Here, we present the story of how ESS-DIVE has engaged its community, evolved to incorporate user needs and priorities, and lessons learnt through this process. The community-centered approach has so far resulted in dramatically increasing user interest in ESS-DIVE infrastructure and standards development. We believe this approach will maximize the value of ESS-DIVE datasets into the future to ultimately advance the scientific understanding and prediction of hydro-biogeochemical and ecosystem processes that occur from bedrock through soil and vegetation to the atmospheric interface.
Increasing Efficiency in Data Publication using Semi-Automated Workflow (IN51F-0705)
Presenter: Fianna O’Brien
Presentation Type: Poster
Session Date and Time: Friday, 13 December 2019; 08:00 – 12:20
Session Number and Title: IN51F: Data Integration: Enabling the Acceleration of Science Through Connectivity, Collaboration, and Convergent Science II Posters
Location: Moscone South, Poster Hall
Abstract
With the growing necessity for open access data, researchers are required to play the roles of both data provider and publisher. The Environmental System Science Data Infrastructure for a Virtual Ecosystem (ESS-DIVE) data archive provides a publishing workflow to increase the accessibility of data produced by earth and environmental science projects funded by the Department of Energy. ESS-DIVE is presented with the challenge of providing a publication workflow that efficiently disseminates diverse datasets that meet FAIR standards.
ESS-DIVE provides quality assessment and data citation services to enhance dataset visibility for researchers. This multi-step, heretofore highly manual process requires considerable staff resources. ESS-DIVE has streamlined the ingest workflow by enabling communication between existing system components, integrating customer service desk software with the data archive. Publication team members can track and access data submissions, manage the documentation of the ingest process, and communicate with data providers through this centralized location. The use of automated metadata checks and the development of a manual review checklist has also dramatically improved the efficiency of the data publication process. Once a review has been satisfactorily completed, datasets are published on ESS-DIVE with a persistent and unique identifier.

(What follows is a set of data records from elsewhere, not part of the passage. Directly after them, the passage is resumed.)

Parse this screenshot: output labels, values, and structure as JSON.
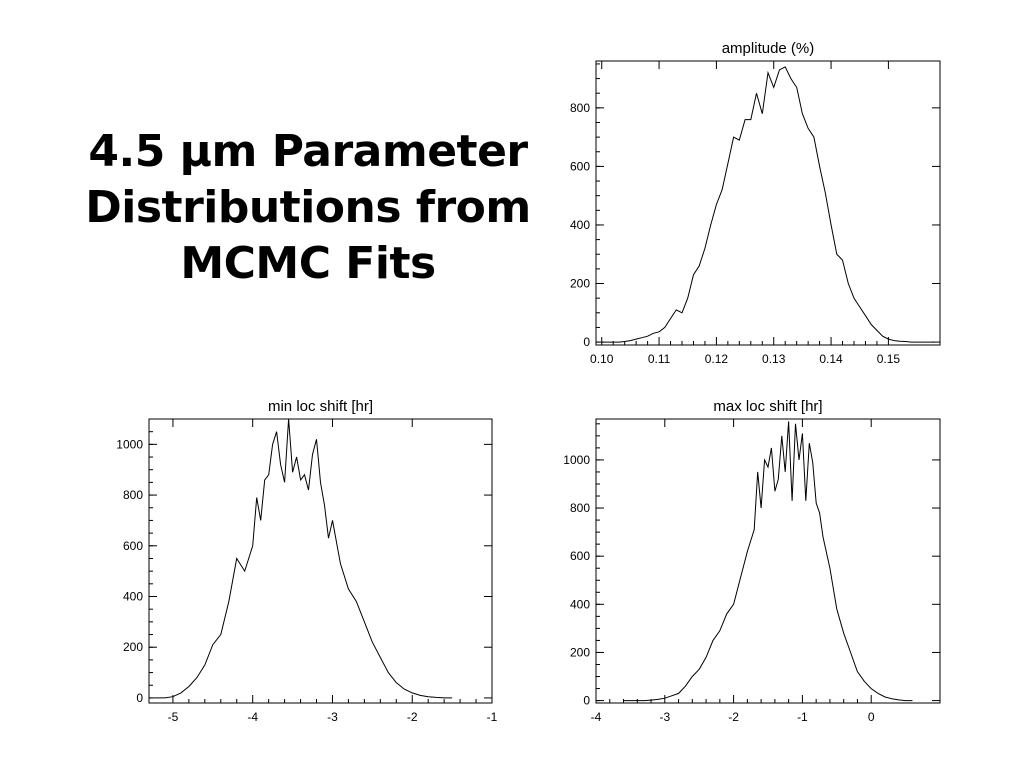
{
  "slide": {
    "title_lines": [
      "4.5 μm Parameter",
      "Distributions from",
      "MCMC Fits"
    ]
  },
  "chart_data": [
    {
      "type": "line",
      "title": "amplitude (%)",
      "xlabel": "",
      "ylabel": "",
      "xlim": [
        0.099,
        0.159
      ],
      "ylim": [
        -10,
        960
      ],
      "xticks": [
        0.1,
        0.11,
        0.12,
        0.13,
        0.14,
        0.15
      ],
      "xtick_labels": [
        "0.10",
        "0.11",
        "0.12",
        "0.13",
        "0.14",
        "0.15"
      ],
      "yticks": [
        0,
        200,
        400,
        600,
        800
      ],
      "ytick_labels": [
        "0",
        "200",
        "400",
        "600",
        "800"
      ],
      "grid": false,
      "x": [
        0.1,
        0.101,
        0.102,
        0.103,
        0.104,
        0.105,
        0.106,
        0.107,
        0.108,
        0.109,
        0.11,
        0.111,
        0.112,
        0.113,
        0.114,
        0.115,
        0.116,
        0.117,
        0.118,
        0.119,
        0.12,
        0.121,
        0.122,
        0.123,
        0.124,
        0.125,
        0.126,
        0.127,
        0.128,
        0.129,
        0.13,
        0.131,
        0.132,
        0.133,
        0.134,
        0.135,
        0.136,
        0.137,
        0.138,
        0.139,
        0.14,
        0.141,
        0.142,
        0.143,
        0.144,
        0.145,
        0.146,
        0.147,
        0.148,
        0.149,
        0.15,
        0.151,
        0.152,
        0.153,
        0.154,
        0.155,
        0.156,
        0.157,
        0.158
      ],
      "y": [
        0,
        0,
        0,
        0,
        2,
        5,
        10,
        15,
        20,
        30,
        35,
        50,
        80,
        110,
        100,
        150,
        230,
        260,
        320,
        400,
        470,
        520,
        610,
        700,
        690,
        760,
        760,
        850,
        780,
        920,
        870,
        930,
        940,
        900,
        870,
        780,
        730,
        700,
        600,
        510,
        400,
        300,
        280,
        200,
        150,
        120,
        90,
        60,
        40,
        20,
        10,
        5,
        3,
        2,
        0,
        0,
        0,
        0,
        0
      ]
    },
    {
      "type": "line",
      "title": "min loc shift [hr]",
      "xlabel": "",
      "ylabel": "",
      "xlim": [
        -5.3,
        -1.0
      ],
      "ylim": [
        -20,
        1100
      ],
      "xticks": [
        -5,
        -4,
        -3,
        -2,
        -1
      ],
      "xtick_labels": [
        "-5",
        "-4",
        "-3",
        "-2",
        "-1"
      ],
      "yticks": [
        0,
        200,
        400,
        600,
        800,
        1000
      ],
      "ytick_labels": [
        "0",
        "200",
        "400",
        "600",
        "800",
        "1000"
      ],
      "grid": false,
      "x": [
        -5.2,
        -5.1,
        -5.0,
        -4.9,
        -4.8,
        -4.7,
        -4.6,
        -4.5,
        -4.4,
        -4.3,
        -4.2,
        -4.1,
        -4.0,
        -3.95,
        -3.9,
        -3.85,
        -3.8,
        -3.75,
        -3.7,
        -3.65,
        -3.6,
        -3.55,
        -3.5,
        -3.45,
        -3.4,
        -3.35,
        -3.3,
        -3.25,
        -3.2,
        -3.15,
        -3.1,
        -3.05,
        -3.0,
        -2.9,
        -2.8,
        -2.7,
        -2.6,
        -2.5,
        -2.4,
        -2.3,
        -2.2,
        -2.1,
        -2.0,
        -1.9,
        -1.8,
        -1.7,
        -1.6,
        -1.5
      ],
      "y": [
        0,
        0,
        5,
        20,
        45,
        80,
        130,
        210,
        250,
        380,
        550,
        500,
        600,
        790,
        700,
        860,
        880,
        1000,
        1050,
        920,
        850,
        1100,
        890,
        950,
        860,
        880,
        820,
        960,
        1020,
        850,
        760,
        630,
        700,
        530,
        430,
        380,
        300,
        220,
        160,
        100,
        60,
        35,
        20,
        10,
        5,
        2,
        0,
        0
      ]
    },
    {
      "type": "line",
      "title": "max loc shift [hr]",
      "xlabel": "",
      "ylabel": "",
      "xlim": [
        -4.0,
        1.0
      ],
      "ylim": [
        -10,
        1170
      ],
      "xticks": [
        -4,
        -3,
        -2,
        -1,
        0
      ],
      "xtick_labels": [
        "-4",
        "-3",
        "-2",
        "-1",
        "0"
      ],
      "yticks": [
        0,
        200,
        400,
        600,
        800,
        1000
      ],
      "ytick_labels": [
        "0",
        "200",
        "400",
        "600",
        "800",
        "1000"
      ],
      "grid": false,
      "x": [
        -3.6,
        -3.5,
        -3.4,
        -3.3,
        -3.2,
        -3.1,
        -3.0,
        -2.9,
        -2.8,
        -2.7,
        -2.6,
        -2.5,
        -2.4,
        -2.3,
        -2.2,
        -2.1,
        -2.0,
        -1.9,
        -1.8,
        -1.7,
        -1.65,
        -1.6,
        -1.55,
        -1.5,
        -1.45,
        -1.4,
        -1.35,
        -1.3,
        -1.25,
        -1.2,
        -1.15,
        -1.1,
        -1.05,
        -1.0,
        -0.95,
        -0.9,
        -0.85,
        -0.8,
        -0.75,
        -0.7,
        -0.6,
        -0.5,
        -0.4,
        -0.3,
        -0.2,
        -0.1,
        0.0,
        0.1,
        0.2,
        0.3,
        0.4,
        0.5,
        0.6
      ],
      "y": [
        0,
        0,
        0,
        0,
        2,
        5,
        10,
        20,
        30,
        60,
        100,
        130,
        180,
        250,
        290,
        360,
        400,
        510,
        620,
        710,
        950,
        800,
        1000,
        970,
        1050,
        870,
        920,
        1100,
        950,
        1160,
        830,
        1150,
        1000,
        1110,
        830,
        1070,
        990,
        820,
        780,
        680,
        550,
        380,
        280,
        200,
        120,
        80,
        50,
        30,
        15,
        8,
        3,
        0,
        0
      ]
    }
  ]
}
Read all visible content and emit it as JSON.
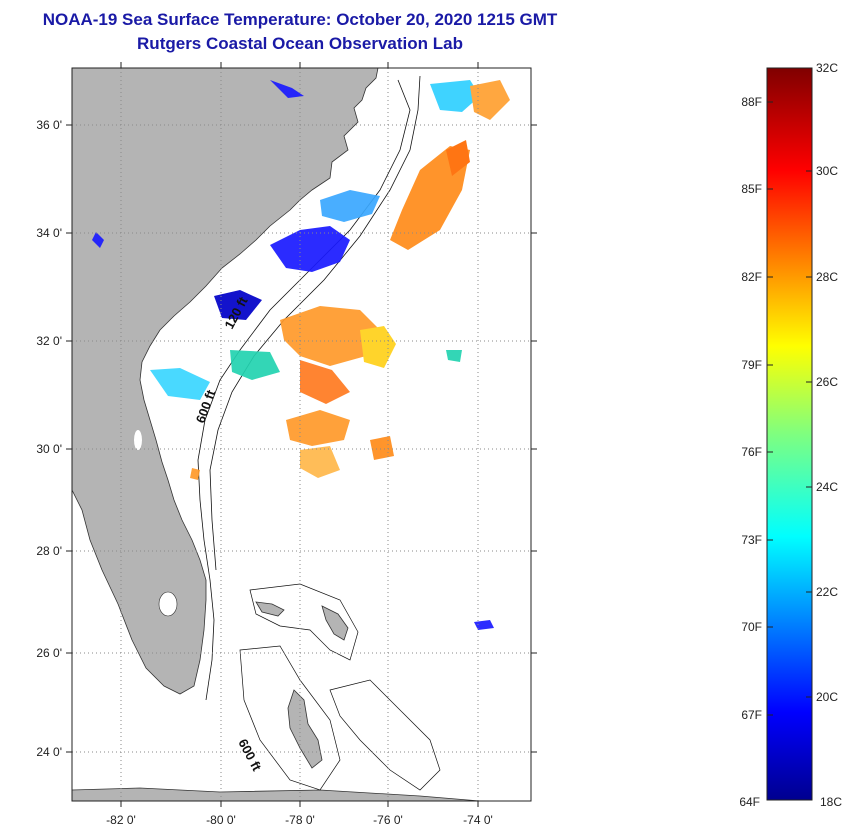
{
  "title": {
    "line1": "NOAA-19 Sea Surface Temperature:  October 20, 2020 1215 GMT",
    "line2": "Rutgers Coastal Ocean Observation Lab"
  },
  "map": {
    "lat_labels": [
      "36 0'",
      "34 0'",
      "32 0'",
      "30 0'",
      "28 0'",
      "26 0'",
      "24 0'"
    ],
    "lon_labels": [
      "-82 0'",
      "-80 0'",
      "-78 0'",
      "-76 0'",
      "-74 0'"
    ],
    "isobaths": [
      "120 ft",
      "600 ft",
      "600 ft"
    ],
    "colors": {
      "land": "#b4b4b4",
      "ocean": "#ffffff",
      "grid": "#8a8a8a"
    }
  },
  "colorbar": {
    "top_label": "32C",
    "bottom_label_f": "64F",
    "bottom_label_c": "18C",
    "f_labels": [
      "88F",
      "85F",
      "82F",
      "79F",
      "76F",
      "73F",
      "70F",
      "67F"
    ],
    "c_labels": [
      "30C",
      "28C",
      "26C",
      "24C",
      "22C",
      "20C"
    ]
  },
  "chart_data": {
    "type": "heatmap",
    "lat_range": [
      23,
      37
    ],
    "lon_range": [
      -83,
      -73
    ],
    "color_scale_c": [
      18,
      32
    ],
    "color_scale_f": [
      64,
      90
    ]
  }
}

While the speed of the publication process depends on the responsiveness of the data provider and the quality of the initial submission, the integration of a semi-automated workflow has dramatically improved not only the efficiency of our data publication process but also its consistency and reliability, bolstering impactful research efforts to address modern environmental challenges. We aim to continue to reduce the time and energy required of environmental scientists to contribute data to their field, and to offer review and support throughout the publishing process.